Ellen Dissanayake, an anthropologist who explores art and culture in her book Homo Aestheticus, advocates "artifying" life, "We invented dance, poetry, charms, masks, dress and a multitude of other artifacts to make day to day activities, whether hauling nets or pounding grain, more sensual and enjoyable, to promote cooperation, harmony and unity among group members, and to also enable us to cope with life's less expected or explicable events." 

As British writer Jeanette Winterson notes,

Art is such a relief to us because, actually, it's the real world -; it's the reality that we understand on a deeper level... Life has an inside as well as an outside, and at the present, the outside of life is very well catered for, and the inside of life not at all... We can go back to books or pictures or music, film, theater, and we can find there both some release and some relief for our inner life, the place where we actually live, the place where we spend so much time.

Weaving your inner life with the outer world

Martha Craven Nussbaum, philosopher, and Professor of Law and Ethics at the University of Chicago, has this advice for cultivating a rich inner life: celebrate emotional excess as a generative force, embrace vulnerability, overcome fear, and harness the empathic power of storytelling.

Robert and Janet Denhardt in their book on The Dance of Leadership, cite a passage from The Moment Of Movement: Dance Improvisation, noting that while the authors Blom and Chaplin are giving dance instructions, these principles apply to leadership -- and I might add, to life in general:

We must be willing to take risks, committed to the experience, and ready to be vulnerable and open to the self-discovery that is a natural product of the process. We must be willing to listen to others and to be generous with them. An active balance of self-fulfillment and response to others' needs has to be maintained. Basically, we need the courage of our own impulses and responses qualified only by a healthy concern for the people we are working with.

Oprah has built a media empire based in part on the empathic power of storytelling, and on being both vulnerable and open to self-discovery. She has been honored by The Kennedy Center (in 2010) for creating innovative projects that "enhance the world's exposure to the arts and perception of humanity." Oprah credits her success to her commitment to creating an indestructible inner life. During a conversation at Stanford Business School to discuss careers, business and leadership, she said,

I sit here profitable, successful, by all definitions of the word. But what really, really, resonates deeply with me is that I live a fantastic lifemy inner life is really intact. I live from the inside out. Everything I have, I have because I let it be fuelled by who I am and what I realize my contributions to the planet could be.

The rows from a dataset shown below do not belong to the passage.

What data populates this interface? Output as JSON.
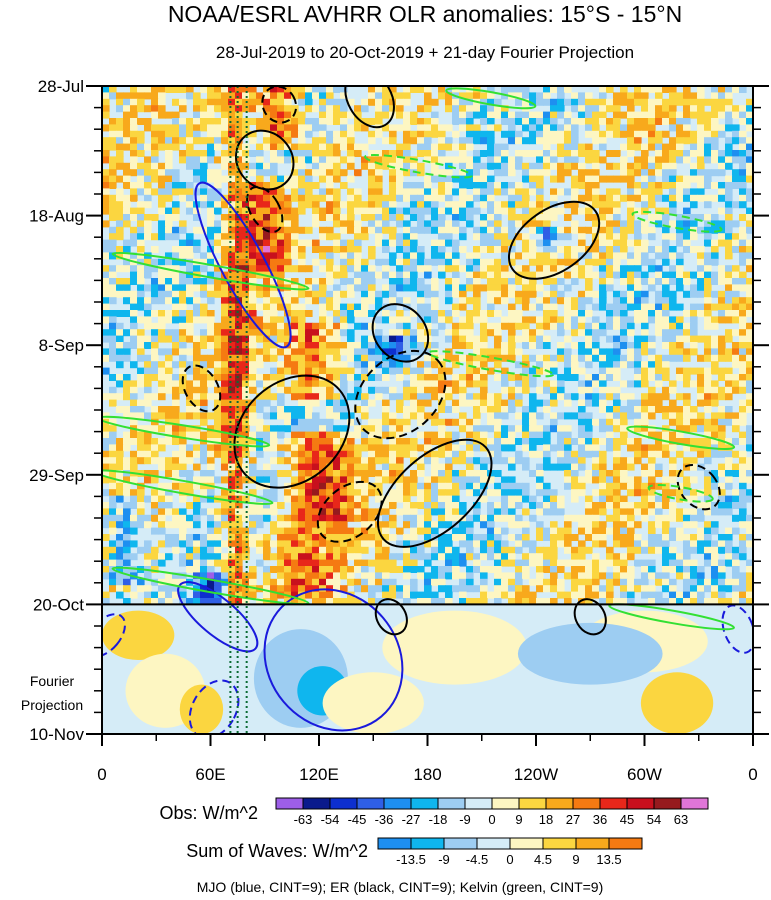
{
  "chart_data": {
    "type": "heatmap",
    "title": "NOAA/ESRL AVHRR OLR anomalies: 15°S - 15°N",
    "subtitle": "28-Jul-2019 to 20-Oct-2019 + 21-day Fourier Projection",
    "y_ticks": [
      "28-Jul",
      "18-Aug",
      "8-Sep",
      "29-Sep",
      "20-Oct",
      "10-Nov"
    ],
    "y_tick_days": [
      0,
      21,
      42,
      63,
      84,
      105
    ],
    "y_range_days": [
      0,
      105
    ],
    "x_ticks": [
      "0",
      "60E",
      "120E",
      "180",
      "120W",
      "60W",
      "0"
    ],
    "x_tick_lon": [
      0,
      60,
      120,
      180,
      240,
      300,
      360
    ],
    "x_range_lon": [
      0,
      360
    ],
    "projection_label": [
      "Fourier",
      "Projection"
    ],
    "projection_start_day": 84,
    "obs_colorbar": {
      "label": "Obs: W/m^2",
      "levels": [
        "-63",
        "-54",
        "-45",
        "-36",
        "-27",
        "-18",
        "-9",
        "0",
        "9",
        "18",
        "27",
        "36",
        "45",
        "54",
        "63"
      ],
      "colors": [
        "#9d5ee8",
        "#0a1a8c",
        "#0d2fcf",
        "#2f5fe6",
        "#1e8ff0",
        "#0fb6ee",
        "#9dcdf2",
        "#d5ecf7",
        "#fdf6c2",
        "#fbd640",
        "#f8a91c",
        "#f57a12",
        "#e8271a",
        "#c8101d",
        "#961a1e",
        "#e075d8"
      ]
    },
    "waves_colorbar": {
      "label": "Sum of Waves: W/m^2",
      "levels": [
        "-13.5",
        "-9",
        "-4.5",
        "0",
        "4.5",
        "9",
        "13.5"
      ],
      "colors": [
        "#1e8ff0",
        "#0fb6ee",
        "#9dcdf2",
        "#d5ecf7",
        "#fdf6c2",
        "#fbd640",
        "#f8a91c",
        "#f57a12"
      ]
    },
    "contour_legend": "MJO (blue, CINT=9); ER (black, CINT=9); Kelvin (green, CINT=9)",
    "reference_lines_lon": [
      71,
      75,
      80
    ],
    "obs_field": [
      {
        "lon": 72,
        "day_start": 0,
        "day_end": 84,
        "width_lon": 10,
        "anomaly": 36
      },
      {
        "lon": 95,
        "day_start": 0,
        "day_end": 10,
        "width_lon": 14,
        "anomaly": 45
      },
      {
        "lon": 88,
        "day_start": 15,
        "day_end": 30,
        "width_lon": 14,
        "anomaly": 45
      },
      {
        "lon": 115,
        "day_start": 38,
        "day_end": 50,
        "width_lon": 18,
        "anomaly": 36
      },
      {
        "lon": 118,
        "day_start": 55,
        "day_end": 70,
        "width_lon": 22,
        "anomaly": 45
      },
      {
        "lon": 110,
        "day_start": 70,
        "day_end": 82,
        "width_lon": 22,
        "anomaly": 27
      },
      {
        "lon": 60,
        "day_start": 78,
        "day_end": 84,
        "width_lon": 10,
        "anomaly": -54
      },
      {
        "lon": 10,
        "day_start": 66,
        "day_end": 80,
        "width_lon": 12,
        "anomaly": -27
      },
      {
        "lon": 160,
        "day_start": 40,
        "day_end": 45,
        "width_lon": 10,
        "anomaly": -36
      },
      {
        "lon": 245,
        "day_start": 22,
        "day_end": 26,
        "width_lon": 10,
        "anomaly": -36
      }
    ],
    "mjo_contours": [
      {
        "kind": "solid",
        "lon": 78,
        "day": 29,
        "rx_lon": 12,
        "ry_day": 15,
        "angle": -28,
        "label": "MJO"
      },
      {
        "kind": "solid",
        "lon": 128,
        "day": 93,
        "rx_lon": 36,
        "ry_day": 12,
        "angle": -40,
        "label": "MJO"
      },
      {
        "kind": "solid",
        "lon": 64,
        "day": 86,
        "rx_lon": 10,
        "ry_day": 8,
        "angle": -50,
        "label": "MJO"
      },
      {
        "kind": "dashed",
        "lon": 62,
        "day": 101,
        "rx_lon": 12,
        "ry_day": 5,
        "angle": 30,
        "label": "MJO"
      },
      {
        "kind": "dashed",
        "lon": 2,
        "day": 89,
        "rx_lon": 8,
        "ry_day": 4,
        "angle": 40,
        "label": "MJO"
      },
      {
        "kind": "dashed",
        "lon": 352,
        "day": 88,
        "rx_lon": 8,
        "ry_day": 4,
        "angle": -20,
        "label": "MJO"
      }
    ],
    "er_contours": [
      {
        "kind": "solid",
        "lon": 148,
        "day": 2,
        "rx_lon": 12,
        "ry_day": 5,
        "angle": -30,
        "label": "ER"
      },
      {
        "kind": "solid",
        "lon": 90,
        "day": 12,
        "rx_lon": 15,
        "ry_day": 5,
        "angle": -40,
        "label": "ER"
      },
      {
        "kind": "solid",
        "lon": 250,
        "day": 25,
        "rx_lon": 28,
        "ry_day": 5,
        "angle": -35,
        "label": "ER"
      },
      {
        "kind": "solid",
        "lon": 165,
        "day": 40,
        "rx_lon": 14,
        "ry_day": 5,
        "angle": -40,
        "label": "ER"
      },
      {
        "kind": "solid",
        "lon": 105,
        "day": 56,
        "rx_lon": 35,
        "ry_day": 8,
        "angle": -42,
        "label": "ER"
      },
      {
        "kind": "solid",
        "lon": 184,
        "day": 66,
        "rx_lon": 38,
        "ry_day": 6,
        "angle": -42,
        "label": "ER"
      },
      {
        "kind": "dashed",
        "lon": 90,
        "day": 20,
        "rx_lon": 8,
        "ry_day": 4,
        "angle": -30,
        "label": "ER"
      },
      {
        "kind": "dashed",
        "lon": 165,
        "day": 50,
        "rx_lon": 28,
        "ry_day": 6,
        "angle": -42,
        "label": "ER"
      },
      {
        "kind": "dashed",
        "lon": 137,
        "day": 69,
        "rx_lon": 20,
        "ry_day": 4,
        "angle": -40,
        "label": "ER"
      },
      {
        "kind": "dashed",
        "lon": 55,
        "day": 49,
        "rx_lon": 9,
        "ry_day": 4,
        "angle": -30,
        "label": "ER"
      },
      {
        "kind": "dashed",
        "lon": 98,
        "day": 3,
        "rx_lon": 9,
        "ry_day": 3,
        "angle": -30,
        "label": "ER"
      },
      {
        "kind": "solid",
        "lon": 270,
        "day": 86,
        "rx_lon": 8,
        "ry_day": 3,
        "angle": -30,
        "label": "ER"
      },
      {
        "kind": "solid",
        "lon": 160,
        "day": 86,
        "rx_lon": 8,
        "ry_day": 3,
        "angle": -30,
        "label": "ER"
      },
      {
        "kind": "dashed",
        "lon": 330,
        "day": 65,
        "rx_lon": 10,
        "ry_day": 4,
        "angle": -40,
        "label": "ER"
      }
    ],
    "kelvin_contours": [
      {
        "kind": "solid",
        "lon": 45,
        "day": 56,
        "rx_lon": 48,
        "ry_day": 1,
        "angle": 9,
        "label": "Kelvin"
      },
      {
        "kind": "solid",
        "lon": 45,
        "day": 65,
        "rx_lon": 50,
        "ry_day": 1,
        "angle": 10,
        "label": "Kelvin"
      },
      {
        "kind": "solid",
        "lon": 60,
        "day": 30,
        "rx_lon": 55,
        "ry_day": 1,
        "angle": 10,
        "label": "Kelvin"
      },
      {
        "kind": "solid",
        "lon": 60,
        "day": 81,
        "rx_lon": 55,
        "ry_day": 1,
        "angle": 10,
        "label": "Kelvin"
      },
      {
        "kind": "solid",
        "lon": 320,
        "day": 57,
        "rx_lon": 30,
        "ry_day": 1,
        "angle": 10,
        "label": "Kelvin"
      },
      {
        "kind": "solid",
        "lon": 215,
        "day": 2,
        "rx_lon": 25,
        "ry_day": 1,
        "angle": 10,
        "label": "Kelvin"
      },
      {
        "kind": "solid",
        "lon": 315,
        "day": 86,
        "rx_lon": 35,
        "ry_day": 1,
        "angle": 10,
        "label": "Kelvin"
      },
      {
        "kind": "dashed",
        "lon": 175,
        "day": 13,
        "rx_lon": 30,
        "ry_day": 1,
        "angle": 10,
        "label": "Kelvin"
      },
      {
        "kind": "dashed",
        "lon": 215,
        "day": 45,
        "rx_lon": 35,
        "ry_day": 1,
        "angle": 10,
        "label": "Kelvin"
      },
      {
        "kind": "dashed",
        "lon": 318,
        "day": 22,
        "rx_lon": 25,
        "ry_day": 1,
        "angle": 10,
        "label": "Kelvin"
      },
      {
        "kind": "dashed",
        "lon": 320,
        "day": 66,
        "rx_lon": 18,
        "ry_day": 1,
        "angle": 10,
        "label": "Kelvin"
      }
    ]
  }
}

If you seek a richer inner life, then the invitation is to bring more art into your world --not just as a passive consumer, but as a participator in the dance of life. The Proto-Indo-European root of art is "ar" meaning "to fit together." Aesthetic ability is innate in all of us, not just the stars in our midst, and as Dissanayake points out in her research, "art is central to the emergence, adaptation, and survival as human beings." Art helps us transcend the cruelties of life; it restores hope, fosters community, and helps weave our social fabric back into wholeness.